Remember IBM? Sure, you do. Are you aware that they lost $95 billion in valuation in the last decade? Scale does not matter when the ground changes under you. Actually, scale becomes its own burden, keeping you from adapting to the agile, flexible new entrants who eat your lunch.

IBM missed the PC or failed at it; it also missed the phone, the tablet, the cloud, and it is sure to miss the edge, a new technology being deployed right now. Just look at that $95 billion haircut. IBM is not done. This will continue unless it finds a way to get out of supporting and selling the obsolete current tech stack.

Let’s not pick on IBM. Add Hewlett Packard, Dell, and scores of other formerly high-flyers that are in life-sustain mode rather than hair fluttering growth.

There is no technology behind Twitter or Facebook. They were simply there first, built the audience, went public, and continued building the audience. They benefitted from the “network effect.” That means every Facebook user adds value to every previous user because each might connect.

As long as nothing changes, they cannot be surpassed. Then again, as long as nothing changes, we will ride horses. If nothing changes, we will live by candlelight. If nothing changes, we will never have a computer.

But stuff changes. Disruption. It is here with new tech stacks.

OK, now back to President Trump.

A Twitter equivalent could be built for a few hundred grand. It could run on hardware that fits on a dining room table and easily support a billion users, run in triplicate so it could survive a nuclear war. It just would not have any users. Adding significant numbers of users takes several years.

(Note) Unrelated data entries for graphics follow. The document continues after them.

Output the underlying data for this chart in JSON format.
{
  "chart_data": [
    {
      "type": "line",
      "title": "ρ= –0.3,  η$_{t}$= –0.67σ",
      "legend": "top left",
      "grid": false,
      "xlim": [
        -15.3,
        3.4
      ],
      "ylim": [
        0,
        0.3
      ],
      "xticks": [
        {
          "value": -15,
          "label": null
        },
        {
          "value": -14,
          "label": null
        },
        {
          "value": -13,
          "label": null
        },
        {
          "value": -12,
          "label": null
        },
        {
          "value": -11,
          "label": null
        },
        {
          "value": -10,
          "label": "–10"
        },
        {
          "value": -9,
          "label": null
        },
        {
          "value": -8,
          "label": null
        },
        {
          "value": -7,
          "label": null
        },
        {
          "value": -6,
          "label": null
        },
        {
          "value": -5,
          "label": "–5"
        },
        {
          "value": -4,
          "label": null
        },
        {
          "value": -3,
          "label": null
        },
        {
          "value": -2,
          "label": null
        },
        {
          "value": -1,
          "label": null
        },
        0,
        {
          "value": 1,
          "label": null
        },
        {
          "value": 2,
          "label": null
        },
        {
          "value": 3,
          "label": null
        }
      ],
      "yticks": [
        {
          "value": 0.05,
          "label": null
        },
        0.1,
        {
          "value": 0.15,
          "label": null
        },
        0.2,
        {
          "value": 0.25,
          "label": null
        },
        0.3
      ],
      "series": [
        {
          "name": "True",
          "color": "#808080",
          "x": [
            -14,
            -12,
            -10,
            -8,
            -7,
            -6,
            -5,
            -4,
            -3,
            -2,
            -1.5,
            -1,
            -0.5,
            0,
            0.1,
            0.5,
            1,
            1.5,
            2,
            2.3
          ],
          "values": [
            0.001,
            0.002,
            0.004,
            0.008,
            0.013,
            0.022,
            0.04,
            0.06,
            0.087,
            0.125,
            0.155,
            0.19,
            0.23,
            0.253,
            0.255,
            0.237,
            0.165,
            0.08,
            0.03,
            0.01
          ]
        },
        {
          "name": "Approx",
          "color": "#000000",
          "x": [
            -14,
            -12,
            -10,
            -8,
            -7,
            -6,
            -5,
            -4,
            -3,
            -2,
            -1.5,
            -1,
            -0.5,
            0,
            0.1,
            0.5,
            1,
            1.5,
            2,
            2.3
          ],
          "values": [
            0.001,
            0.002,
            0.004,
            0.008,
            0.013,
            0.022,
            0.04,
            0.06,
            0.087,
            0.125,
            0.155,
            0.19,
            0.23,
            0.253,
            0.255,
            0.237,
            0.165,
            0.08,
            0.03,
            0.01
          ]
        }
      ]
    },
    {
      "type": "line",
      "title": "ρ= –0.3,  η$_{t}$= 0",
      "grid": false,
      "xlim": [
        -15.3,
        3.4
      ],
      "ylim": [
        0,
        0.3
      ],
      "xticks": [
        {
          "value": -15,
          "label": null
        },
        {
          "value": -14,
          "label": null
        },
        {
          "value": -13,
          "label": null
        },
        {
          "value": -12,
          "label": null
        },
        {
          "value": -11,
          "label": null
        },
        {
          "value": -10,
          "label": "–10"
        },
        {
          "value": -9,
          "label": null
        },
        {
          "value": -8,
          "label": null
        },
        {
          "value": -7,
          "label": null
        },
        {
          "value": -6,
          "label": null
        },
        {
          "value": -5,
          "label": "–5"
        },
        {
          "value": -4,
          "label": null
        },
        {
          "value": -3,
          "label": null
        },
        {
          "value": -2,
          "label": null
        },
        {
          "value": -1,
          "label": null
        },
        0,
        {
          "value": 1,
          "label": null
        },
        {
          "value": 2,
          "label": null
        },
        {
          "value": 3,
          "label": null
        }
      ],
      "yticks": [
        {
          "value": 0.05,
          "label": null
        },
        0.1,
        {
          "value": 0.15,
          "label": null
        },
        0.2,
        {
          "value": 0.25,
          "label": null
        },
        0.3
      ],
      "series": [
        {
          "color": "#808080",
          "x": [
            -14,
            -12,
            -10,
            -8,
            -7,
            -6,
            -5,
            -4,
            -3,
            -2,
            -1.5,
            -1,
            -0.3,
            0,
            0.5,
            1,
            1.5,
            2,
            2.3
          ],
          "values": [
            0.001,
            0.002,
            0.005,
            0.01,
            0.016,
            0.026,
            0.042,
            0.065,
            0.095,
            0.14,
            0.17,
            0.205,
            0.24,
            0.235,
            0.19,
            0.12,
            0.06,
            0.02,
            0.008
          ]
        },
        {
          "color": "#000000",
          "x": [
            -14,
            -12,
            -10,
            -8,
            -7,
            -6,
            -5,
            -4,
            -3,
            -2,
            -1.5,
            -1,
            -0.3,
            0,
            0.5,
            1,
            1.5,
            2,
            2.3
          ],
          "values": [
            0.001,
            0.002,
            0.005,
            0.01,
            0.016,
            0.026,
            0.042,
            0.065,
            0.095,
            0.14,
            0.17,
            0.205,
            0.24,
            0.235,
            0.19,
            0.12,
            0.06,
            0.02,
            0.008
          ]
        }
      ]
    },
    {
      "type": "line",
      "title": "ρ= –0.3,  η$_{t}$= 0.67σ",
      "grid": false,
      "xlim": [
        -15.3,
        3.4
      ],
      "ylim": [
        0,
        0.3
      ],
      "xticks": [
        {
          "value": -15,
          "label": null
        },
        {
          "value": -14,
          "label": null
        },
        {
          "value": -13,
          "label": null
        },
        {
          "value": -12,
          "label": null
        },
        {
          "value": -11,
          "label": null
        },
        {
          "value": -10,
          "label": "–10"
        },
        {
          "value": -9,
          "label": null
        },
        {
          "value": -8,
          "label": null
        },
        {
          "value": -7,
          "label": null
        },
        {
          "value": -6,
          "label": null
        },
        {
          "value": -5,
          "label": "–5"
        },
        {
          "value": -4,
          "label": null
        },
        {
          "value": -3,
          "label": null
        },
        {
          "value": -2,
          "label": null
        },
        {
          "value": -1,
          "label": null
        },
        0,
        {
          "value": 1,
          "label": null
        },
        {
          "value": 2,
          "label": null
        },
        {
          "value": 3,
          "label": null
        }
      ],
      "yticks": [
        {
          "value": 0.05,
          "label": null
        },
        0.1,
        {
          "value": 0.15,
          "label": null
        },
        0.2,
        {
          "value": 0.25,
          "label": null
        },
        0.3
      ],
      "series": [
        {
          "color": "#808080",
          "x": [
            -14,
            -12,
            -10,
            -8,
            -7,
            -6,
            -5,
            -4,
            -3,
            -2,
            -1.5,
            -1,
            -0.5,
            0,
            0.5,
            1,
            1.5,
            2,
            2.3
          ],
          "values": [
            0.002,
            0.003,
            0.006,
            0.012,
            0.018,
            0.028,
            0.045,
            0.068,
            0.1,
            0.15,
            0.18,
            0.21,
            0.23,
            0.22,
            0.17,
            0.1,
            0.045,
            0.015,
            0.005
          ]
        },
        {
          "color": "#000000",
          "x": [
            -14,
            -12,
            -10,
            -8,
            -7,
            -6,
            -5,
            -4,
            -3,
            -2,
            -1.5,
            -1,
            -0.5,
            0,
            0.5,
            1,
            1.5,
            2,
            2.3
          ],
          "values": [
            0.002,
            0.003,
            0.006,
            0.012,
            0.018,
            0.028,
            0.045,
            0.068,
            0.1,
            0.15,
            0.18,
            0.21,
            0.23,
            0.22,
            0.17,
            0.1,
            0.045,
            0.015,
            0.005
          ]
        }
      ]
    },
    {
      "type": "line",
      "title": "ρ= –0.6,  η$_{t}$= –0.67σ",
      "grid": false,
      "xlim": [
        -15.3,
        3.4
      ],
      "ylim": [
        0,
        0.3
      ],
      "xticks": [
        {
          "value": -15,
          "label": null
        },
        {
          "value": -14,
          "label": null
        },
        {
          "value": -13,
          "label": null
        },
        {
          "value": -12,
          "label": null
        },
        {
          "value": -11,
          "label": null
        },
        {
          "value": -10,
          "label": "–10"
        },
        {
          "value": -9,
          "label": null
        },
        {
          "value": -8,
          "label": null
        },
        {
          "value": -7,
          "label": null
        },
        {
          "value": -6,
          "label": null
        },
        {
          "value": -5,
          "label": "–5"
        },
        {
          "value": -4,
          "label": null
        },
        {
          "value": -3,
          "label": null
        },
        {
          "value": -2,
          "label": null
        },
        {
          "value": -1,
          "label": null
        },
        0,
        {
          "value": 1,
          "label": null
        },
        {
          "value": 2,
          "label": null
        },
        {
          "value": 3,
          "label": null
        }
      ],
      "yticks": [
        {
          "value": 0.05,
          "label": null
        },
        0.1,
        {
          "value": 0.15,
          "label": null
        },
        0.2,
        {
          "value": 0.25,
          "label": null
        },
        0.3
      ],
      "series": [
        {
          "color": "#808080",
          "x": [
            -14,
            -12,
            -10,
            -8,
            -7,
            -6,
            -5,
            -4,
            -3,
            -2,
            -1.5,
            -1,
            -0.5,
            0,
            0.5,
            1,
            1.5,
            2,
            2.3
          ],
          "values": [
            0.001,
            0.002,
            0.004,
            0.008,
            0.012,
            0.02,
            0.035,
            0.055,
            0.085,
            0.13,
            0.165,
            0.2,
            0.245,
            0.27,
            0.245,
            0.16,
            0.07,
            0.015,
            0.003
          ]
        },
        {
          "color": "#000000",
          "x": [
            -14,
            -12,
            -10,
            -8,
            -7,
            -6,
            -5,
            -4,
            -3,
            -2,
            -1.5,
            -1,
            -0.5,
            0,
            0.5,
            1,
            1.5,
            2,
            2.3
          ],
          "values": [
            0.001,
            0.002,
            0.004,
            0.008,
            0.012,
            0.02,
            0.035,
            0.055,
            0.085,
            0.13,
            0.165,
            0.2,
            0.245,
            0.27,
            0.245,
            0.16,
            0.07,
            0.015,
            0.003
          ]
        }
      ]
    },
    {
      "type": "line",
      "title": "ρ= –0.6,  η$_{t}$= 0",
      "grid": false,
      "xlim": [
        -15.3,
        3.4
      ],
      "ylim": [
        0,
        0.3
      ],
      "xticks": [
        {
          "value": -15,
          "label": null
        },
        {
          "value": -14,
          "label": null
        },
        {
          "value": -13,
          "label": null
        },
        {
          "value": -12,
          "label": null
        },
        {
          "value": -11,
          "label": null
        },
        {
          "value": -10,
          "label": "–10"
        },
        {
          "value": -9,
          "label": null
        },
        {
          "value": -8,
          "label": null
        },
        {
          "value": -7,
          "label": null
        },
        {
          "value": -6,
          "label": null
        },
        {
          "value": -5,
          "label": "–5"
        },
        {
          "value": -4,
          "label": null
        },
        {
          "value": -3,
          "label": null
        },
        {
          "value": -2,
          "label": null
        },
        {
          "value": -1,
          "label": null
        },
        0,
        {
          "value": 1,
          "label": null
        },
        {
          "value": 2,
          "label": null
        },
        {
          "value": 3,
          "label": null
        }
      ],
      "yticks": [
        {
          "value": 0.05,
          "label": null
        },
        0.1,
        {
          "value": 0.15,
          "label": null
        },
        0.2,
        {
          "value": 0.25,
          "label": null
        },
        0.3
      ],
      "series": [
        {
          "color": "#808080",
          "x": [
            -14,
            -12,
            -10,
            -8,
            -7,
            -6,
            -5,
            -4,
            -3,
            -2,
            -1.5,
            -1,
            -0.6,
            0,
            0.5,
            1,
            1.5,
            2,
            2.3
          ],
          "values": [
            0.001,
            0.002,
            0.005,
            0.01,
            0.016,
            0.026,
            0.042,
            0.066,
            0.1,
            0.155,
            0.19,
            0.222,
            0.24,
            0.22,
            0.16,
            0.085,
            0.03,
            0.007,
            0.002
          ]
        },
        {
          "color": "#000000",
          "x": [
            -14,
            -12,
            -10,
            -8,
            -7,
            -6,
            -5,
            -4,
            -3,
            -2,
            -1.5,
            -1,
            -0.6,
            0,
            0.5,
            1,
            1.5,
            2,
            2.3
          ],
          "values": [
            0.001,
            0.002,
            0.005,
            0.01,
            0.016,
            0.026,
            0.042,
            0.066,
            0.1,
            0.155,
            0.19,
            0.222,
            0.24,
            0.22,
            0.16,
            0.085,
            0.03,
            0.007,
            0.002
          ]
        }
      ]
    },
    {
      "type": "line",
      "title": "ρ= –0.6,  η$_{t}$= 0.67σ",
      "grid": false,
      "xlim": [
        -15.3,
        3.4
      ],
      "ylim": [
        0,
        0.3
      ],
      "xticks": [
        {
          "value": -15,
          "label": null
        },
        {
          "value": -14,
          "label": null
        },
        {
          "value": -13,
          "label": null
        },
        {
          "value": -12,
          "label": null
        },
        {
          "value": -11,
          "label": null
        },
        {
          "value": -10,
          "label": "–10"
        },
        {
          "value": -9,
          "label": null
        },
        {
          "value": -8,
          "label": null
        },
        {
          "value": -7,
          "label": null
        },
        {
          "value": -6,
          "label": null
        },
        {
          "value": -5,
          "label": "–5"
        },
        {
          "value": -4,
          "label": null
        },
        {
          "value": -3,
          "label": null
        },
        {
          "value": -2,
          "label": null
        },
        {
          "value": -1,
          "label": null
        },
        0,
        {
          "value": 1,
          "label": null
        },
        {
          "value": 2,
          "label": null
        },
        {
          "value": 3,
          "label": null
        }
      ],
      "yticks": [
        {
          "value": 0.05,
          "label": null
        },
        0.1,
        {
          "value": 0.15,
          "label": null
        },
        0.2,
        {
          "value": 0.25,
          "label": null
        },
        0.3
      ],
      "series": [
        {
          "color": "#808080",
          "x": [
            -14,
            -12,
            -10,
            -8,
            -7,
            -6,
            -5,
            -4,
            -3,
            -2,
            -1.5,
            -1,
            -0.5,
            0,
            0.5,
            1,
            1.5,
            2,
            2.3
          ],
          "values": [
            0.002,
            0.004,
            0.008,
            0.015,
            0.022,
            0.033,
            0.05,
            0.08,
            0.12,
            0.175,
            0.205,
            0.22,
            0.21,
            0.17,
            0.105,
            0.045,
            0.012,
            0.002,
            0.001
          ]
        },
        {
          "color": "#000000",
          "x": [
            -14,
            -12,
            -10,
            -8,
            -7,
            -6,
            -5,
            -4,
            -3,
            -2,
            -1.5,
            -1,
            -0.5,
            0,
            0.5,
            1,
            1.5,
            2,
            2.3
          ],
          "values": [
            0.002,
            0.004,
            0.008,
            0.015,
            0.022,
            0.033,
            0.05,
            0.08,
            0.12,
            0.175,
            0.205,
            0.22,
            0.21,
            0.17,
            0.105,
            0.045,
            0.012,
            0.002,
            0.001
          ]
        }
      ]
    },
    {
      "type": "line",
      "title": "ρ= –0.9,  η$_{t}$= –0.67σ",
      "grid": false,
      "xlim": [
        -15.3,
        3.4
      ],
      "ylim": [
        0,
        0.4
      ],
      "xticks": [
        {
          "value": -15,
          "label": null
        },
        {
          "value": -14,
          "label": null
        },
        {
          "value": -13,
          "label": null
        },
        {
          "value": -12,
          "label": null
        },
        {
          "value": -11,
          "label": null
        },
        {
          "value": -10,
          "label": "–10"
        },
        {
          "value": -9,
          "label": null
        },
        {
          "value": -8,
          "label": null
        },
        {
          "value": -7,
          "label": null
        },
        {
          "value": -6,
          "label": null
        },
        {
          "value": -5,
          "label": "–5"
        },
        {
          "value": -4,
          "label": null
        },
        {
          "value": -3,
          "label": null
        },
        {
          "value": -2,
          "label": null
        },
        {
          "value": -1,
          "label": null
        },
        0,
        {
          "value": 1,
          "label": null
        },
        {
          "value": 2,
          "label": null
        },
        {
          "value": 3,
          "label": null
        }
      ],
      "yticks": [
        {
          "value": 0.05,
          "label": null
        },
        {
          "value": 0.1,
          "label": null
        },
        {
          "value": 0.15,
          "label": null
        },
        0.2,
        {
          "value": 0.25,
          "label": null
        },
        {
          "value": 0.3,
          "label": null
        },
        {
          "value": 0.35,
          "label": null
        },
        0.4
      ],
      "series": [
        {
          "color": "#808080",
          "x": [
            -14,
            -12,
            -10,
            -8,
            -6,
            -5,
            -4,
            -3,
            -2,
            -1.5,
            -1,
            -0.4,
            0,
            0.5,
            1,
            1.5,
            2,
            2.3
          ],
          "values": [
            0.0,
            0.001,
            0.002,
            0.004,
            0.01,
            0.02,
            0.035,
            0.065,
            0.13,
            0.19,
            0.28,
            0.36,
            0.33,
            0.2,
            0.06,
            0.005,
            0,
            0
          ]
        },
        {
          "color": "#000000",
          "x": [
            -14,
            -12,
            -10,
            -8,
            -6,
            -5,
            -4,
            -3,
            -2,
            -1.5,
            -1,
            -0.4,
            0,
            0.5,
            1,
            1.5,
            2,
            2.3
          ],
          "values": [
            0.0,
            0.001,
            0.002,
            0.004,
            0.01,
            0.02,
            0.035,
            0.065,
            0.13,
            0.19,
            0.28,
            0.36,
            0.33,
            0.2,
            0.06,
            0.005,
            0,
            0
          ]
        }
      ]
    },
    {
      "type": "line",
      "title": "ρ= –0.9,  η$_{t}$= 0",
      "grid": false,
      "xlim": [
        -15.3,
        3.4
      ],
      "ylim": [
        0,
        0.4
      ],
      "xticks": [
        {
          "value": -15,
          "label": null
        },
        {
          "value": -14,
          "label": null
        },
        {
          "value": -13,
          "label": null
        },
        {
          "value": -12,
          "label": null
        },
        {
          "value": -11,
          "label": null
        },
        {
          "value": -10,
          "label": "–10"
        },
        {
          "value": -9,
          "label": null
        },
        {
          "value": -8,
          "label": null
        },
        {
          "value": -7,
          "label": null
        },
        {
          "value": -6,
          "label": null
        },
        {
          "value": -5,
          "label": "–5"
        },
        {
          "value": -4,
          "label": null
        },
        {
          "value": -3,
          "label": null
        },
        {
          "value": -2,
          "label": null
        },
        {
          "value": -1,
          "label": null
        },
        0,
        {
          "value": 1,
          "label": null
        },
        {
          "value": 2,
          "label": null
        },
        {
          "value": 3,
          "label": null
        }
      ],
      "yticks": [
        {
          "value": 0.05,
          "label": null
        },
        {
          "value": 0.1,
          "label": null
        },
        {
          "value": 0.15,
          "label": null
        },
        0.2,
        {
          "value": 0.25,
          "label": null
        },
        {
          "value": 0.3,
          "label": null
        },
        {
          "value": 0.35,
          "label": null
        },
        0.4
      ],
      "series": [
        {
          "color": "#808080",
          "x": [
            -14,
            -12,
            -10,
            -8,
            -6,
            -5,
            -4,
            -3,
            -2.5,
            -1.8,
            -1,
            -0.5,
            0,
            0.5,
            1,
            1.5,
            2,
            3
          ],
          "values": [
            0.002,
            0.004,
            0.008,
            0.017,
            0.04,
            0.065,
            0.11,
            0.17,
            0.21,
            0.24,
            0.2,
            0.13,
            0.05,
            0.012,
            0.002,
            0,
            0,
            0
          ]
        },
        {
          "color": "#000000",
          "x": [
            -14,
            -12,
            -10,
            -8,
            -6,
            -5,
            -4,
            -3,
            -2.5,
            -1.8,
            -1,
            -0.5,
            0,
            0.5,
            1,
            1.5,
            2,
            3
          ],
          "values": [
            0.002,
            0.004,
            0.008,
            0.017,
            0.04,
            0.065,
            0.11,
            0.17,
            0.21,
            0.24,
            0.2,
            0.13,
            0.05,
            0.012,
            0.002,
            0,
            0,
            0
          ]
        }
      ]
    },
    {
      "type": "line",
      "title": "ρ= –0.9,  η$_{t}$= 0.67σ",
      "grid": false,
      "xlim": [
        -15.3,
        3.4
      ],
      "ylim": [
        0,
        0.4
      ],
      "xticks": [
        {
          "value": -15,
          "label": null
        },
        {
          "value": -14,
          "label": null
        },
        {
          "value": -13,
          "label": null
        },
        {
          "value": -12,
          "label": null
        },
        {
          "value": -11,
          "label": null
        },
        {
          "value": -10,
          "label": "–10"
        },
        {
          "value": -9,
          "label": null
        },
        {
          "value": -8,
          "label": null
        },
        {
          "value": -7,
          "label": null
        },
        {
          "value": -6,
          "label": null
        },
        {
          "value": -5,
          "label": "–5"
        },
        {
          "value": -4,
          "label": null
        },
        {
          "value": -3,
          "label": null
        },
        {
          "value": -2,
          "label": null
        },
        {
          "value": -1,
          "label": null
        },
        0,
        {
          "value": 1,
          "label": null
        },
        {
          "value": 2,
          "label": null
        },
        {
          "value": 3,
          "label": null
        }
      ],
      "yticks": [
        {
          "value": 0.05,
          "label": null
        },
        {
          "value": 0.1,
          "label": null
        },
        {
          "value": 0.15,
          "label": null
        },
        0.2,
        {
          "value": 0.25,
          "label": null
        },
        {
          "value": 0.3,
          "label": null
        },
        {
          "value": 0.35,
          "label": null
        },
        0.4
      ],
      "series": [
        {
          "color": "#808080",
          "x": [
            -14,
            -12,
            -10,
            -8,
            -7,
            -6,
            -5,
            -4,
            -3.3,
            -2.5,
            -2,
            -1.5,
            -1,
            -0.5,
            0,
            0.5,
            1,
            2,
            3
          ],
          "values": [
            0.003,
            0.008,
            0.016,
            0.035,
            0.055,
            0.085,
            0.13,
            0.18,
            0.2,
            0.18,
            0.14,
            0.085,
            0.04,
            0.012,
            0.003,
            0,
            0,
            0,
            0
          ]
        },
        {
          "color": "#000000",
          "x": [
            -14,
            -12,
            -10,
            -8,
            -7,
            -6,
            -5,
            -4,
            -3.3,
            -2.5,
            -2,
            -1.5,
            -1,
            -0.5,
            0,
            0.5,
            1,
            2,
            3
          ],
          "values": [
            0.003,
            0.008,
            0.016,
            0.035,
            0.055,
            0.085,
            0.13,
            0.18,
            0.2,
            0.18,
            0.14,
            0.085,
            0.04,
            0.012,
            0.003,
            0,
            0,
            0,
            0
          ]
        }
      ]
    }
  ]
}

Here comes President Trump!

President Trump brings an ingredient to the party no technology company can recreate, even in an artificial intelligence lab. President Trump brings an audience – tens of millions – passionately connecting with their pals and building the kind of scale that weathers any setback. These users show up because it is a cause, not a platform.

While it would take a decade for some technologist to build another Twitter with a new tech stack, President Trump and the MAGA team could do it in months.

There is nothing Twitter can do about it. Nobody is going back to Twitter from the MAGA equivalent. Twitter needs massive revenue to make a buck, mostly from ads. As its audience dwindles, the network effect -- remember that? – well, it works both ways. Ad revenue plummets.

The President Trump Twitter equivalent is running on new technology that costs a fraction of what Twitter costs to run. The Trump team does not need to feed that monster, with its obsolete technology and armies of programmers. With new technology underneath, a Trump equivalent could be profitable in months, perhaps out of the box.

Let’s not pick on Twitter. It is the same deal for Facebook or any of these older platforms. Their stuff can be recreated at a fraction of the cost.

With an audience as passionate as Trump’s, well, that changes all the rules. These new platforms can be major players.

What does it mean if President Trump has a communication platform that rivals, even exceeds Facebook, Twitter, and the rest? What does it mean instantly to have a fired-up following of 80 million people with one mind? Well, let’s leave that for another post, but it ain’t good news for Mitch McConnell or Ben Sasse.

There’s something happening here, and it feels like good news.

The Big Tech, Swamp Dweller, RINO crowd have fired every weapon they have. Other than clear election fraud to elect a person in early-stage dementia, they have little to show for it.

It’s our turn.

If President Trump decides to do the world stage equivalent of The Art Of The Comeback, he enters the fray already having neutralized many of the advantages the Left thought they owned around communication.

Disruption is an unstoppable force in technology. Joined with an on-fire, passionate audience with an attitude -- well, that’s something we are going to enjoy watching.